SchneiderHein hat gesagt…

@anonym (GGG incognito)
Vielen Dank auch hier für diese stürmische Begeisterung und natürlich auch für den regelmäßigen Besuch. Auch wenn Ihr demnächst eine Zwangspause wegen Urlaub einlegen müsst - viel Spaß auf Amrum. Eigentlich müssten wir Euch den alten Seebären ja mitgeben, damit er rechtzeitig zur Saison zu seinem Job auf der Touristen-Nuss-Schale kommt, aber er lässt wohl dieses Jahr die Insel ausfallen - wie wir (schnief!). Sonnige Tage und eine nette Zeit mit Freunden und Familie wünschen Silke + Wolfgang

michi 2412 hat gesagt…

Liebe Silke, lieber Wolfgang!

Ich glaube, dass es einmal an der Zeit ist, Euch zu schreiben, was Ihr für ein herrlich, liebenswertes, verrücktes Gespann seid.

Eure Kommentare und Gedanken entlocken mir immer ein entrücktes Lächeln (wie in meinem Mark Twain Post). Wenn mich meine Arbeitskolleginnen so vor dem Computer erwischen, muss ich aufpassen, dass sie mich nicht in die Klapse (Irrenhaus)stecken.

So lieber Wolfgang genug gelobhudelt, jetzt mach Dich auf die Suche nach Frederik.

Graue und Bärige Grüße aus Wien

guild_rez hat gesagt…

herrliche Aufnahmen..Biene sind auch da, freue mich darüber.
Ich habe den link "Bären in Haus & Garten" an meine Tochter in Schweden gesandt.

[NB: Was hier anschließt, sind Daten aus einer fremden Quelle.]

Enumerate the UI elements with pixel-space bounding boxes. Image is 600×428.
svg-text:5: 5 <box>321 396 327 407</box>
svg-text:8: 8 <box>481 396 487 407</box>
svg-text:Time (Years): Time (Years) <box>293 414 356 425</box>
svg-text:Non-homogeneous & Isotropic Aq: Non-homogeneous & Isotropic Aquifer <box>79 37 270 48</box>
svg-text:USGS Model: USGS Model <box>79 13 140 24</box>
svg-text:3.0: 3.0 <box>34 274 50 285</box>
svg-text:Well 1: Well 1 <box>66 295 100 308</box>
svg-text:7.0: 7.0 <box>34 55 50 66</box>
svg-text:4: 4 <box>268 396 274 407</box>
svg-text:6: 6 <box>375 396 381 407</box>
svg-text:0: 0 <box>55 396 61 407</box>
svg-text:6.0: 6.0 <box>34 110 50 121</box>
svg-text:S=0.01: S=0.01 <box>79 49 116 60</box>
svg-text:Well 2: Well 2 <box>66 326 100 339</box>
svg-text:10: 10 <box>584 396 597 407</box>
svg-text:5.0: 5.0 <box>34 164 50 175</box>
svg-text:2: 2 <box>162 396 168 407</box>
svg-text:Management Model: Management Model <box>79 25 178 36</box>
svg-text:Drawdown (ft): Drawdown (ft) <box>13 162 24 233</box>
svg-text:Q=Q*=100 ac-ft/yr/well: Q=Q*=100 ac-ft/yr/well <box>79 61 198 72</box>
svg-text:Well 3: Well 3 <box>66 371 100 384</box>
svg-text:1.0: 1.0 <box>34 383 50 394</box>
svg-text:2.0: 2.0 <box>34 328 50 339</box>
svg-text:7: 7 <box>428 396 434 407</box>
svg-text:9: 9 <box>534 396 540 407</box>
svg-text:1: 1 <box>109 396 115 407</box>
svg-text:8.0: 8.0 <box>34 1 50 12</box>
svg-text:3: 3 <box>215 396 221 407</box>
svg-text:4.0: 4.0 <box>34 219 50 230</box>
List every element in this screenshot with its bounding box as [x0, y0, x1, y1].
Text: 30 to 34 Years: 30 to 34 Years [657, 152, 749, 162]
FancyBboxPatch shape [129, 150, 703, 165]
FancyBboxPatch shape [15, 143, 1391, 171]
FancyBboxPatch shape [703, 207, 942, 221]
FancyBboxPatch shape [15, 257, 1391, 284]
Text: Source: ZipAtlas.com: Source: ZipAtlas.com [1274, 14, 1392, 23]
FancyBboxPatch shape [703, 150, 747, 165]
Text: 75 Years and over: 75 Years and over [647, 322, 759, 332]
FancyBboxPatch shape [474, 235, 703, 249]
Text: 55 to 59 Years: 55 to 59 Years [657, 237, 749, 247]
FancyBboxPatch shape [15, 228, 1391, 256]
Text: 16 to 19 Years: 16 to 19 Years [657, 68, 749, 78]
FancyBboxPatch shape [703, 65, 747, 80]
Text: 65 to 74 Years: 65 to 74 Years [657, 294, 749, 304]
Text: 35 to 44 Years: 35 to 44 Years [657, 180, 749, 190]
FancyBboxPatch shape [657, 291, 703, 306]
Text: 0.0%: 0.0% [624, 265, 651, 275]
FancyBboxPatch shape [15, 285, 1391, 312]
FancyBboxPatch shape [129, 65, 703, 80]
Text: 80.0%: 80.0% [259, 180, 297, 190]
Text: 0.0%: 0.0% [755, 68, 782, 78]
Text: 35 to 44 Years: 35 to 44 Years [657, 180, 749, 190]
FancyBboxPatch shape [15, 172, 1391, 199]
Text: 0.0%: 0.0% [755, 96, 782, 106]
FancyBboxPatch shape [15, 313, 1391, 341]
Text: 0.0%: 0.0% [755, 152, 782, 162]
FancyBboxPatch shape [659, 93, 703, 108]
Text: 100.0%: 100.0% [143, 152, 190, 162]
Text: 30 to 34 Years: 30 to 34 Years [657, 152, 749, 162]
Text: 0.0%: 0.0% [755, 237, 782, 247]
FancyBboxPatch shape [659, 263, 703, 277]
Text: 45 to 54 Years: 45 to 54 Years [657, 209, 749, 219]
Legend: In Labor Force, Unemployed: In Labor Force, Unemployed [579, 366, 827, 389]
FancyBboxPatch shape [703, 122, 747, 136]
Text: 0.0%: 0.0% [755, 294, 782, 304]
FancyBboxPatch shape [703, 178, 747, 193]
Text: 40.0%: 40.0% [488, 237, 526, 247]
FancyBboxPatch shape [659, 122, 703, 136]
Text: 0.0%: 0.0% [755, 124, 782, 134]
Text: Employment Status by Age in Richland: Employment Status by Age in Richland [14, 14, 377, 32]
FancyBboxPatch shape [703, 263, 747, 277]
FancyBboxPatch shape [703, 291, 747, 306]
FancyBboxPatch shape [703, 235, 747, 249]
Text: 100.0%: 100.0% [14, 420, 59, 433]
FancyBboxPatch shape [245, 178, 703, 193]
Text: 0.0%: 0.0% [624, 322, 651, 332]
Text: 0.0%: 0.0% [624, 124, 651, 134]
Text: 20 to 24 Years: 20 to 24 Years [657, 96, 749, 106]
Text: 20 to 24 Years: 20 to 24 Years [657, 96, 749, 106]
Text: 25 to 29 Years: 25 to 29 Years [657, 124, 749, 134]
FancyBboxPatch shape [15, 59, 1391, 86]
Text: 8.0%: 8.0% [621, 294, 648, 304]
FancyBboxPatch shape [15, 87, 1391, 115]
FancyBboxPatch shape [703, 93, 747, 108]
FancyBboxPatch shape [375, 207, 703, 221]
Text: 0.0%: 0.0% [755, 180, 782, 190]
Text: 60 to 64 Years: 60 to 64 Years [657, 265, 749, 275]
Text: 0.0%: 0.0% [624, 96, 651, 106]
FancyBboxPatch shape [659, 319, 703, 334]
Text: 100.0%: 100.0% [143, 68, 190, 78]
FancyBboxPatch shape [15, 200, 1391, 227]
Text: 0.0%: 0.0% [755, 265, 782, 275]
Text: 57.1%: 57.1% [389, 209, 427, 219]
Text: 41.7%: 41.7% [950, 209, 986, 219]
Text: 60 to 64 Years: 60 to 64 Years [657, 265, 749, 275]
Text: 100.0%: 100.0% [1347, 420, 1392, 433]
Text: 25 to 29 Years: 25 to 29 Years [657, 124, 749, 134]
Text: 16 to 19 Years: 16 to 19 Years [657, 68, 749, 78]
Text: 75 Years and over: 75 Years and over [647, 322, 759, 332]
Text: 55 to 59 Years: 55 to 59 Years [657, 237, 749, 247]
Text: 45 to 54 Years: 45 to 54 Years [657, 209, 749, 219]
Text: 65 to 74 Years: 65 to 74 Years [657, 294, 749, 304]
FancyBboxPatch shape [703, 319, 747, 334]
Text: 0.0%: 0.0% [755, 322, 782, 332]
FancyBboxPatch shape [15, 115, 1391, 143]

Die kleinen Enkel werden sich bestimmt darüber freuen.
Ja, ich hatte einen Teddy Bär, zwar recht klein, aber sehr geliebt.
Lg Gisela

Yolanda Elizabet hat gesagt…

What a wonderful story! I've enjoyed it very very much. The pictures are lovely too and fit the story very nicely. Love those bear outfits! Do you make the clothes for the bears yourself?

Nelleke is my favorite, she is too cute for words and makes me laugh!

SchneiderHein hat gesagt…

@Yolanda
Die Kleidung wird nur teilweise bei meiner Mutter in Auftrag gegeben (Jeans-Overall und Badedress für Nelleke). Manchmal hatten wir Glück Jeans-Jacken und Hosen auf Bärenbörsen oder bei unserem Bären-Ausstatter der Bärenhöhle in Hannover zu finden. Aber wie bei vielen unserer Sammlungen brauchen wir meist Jahre bis sich die einzelnen Elemente zu einem großen Ganzen zusammenfügen.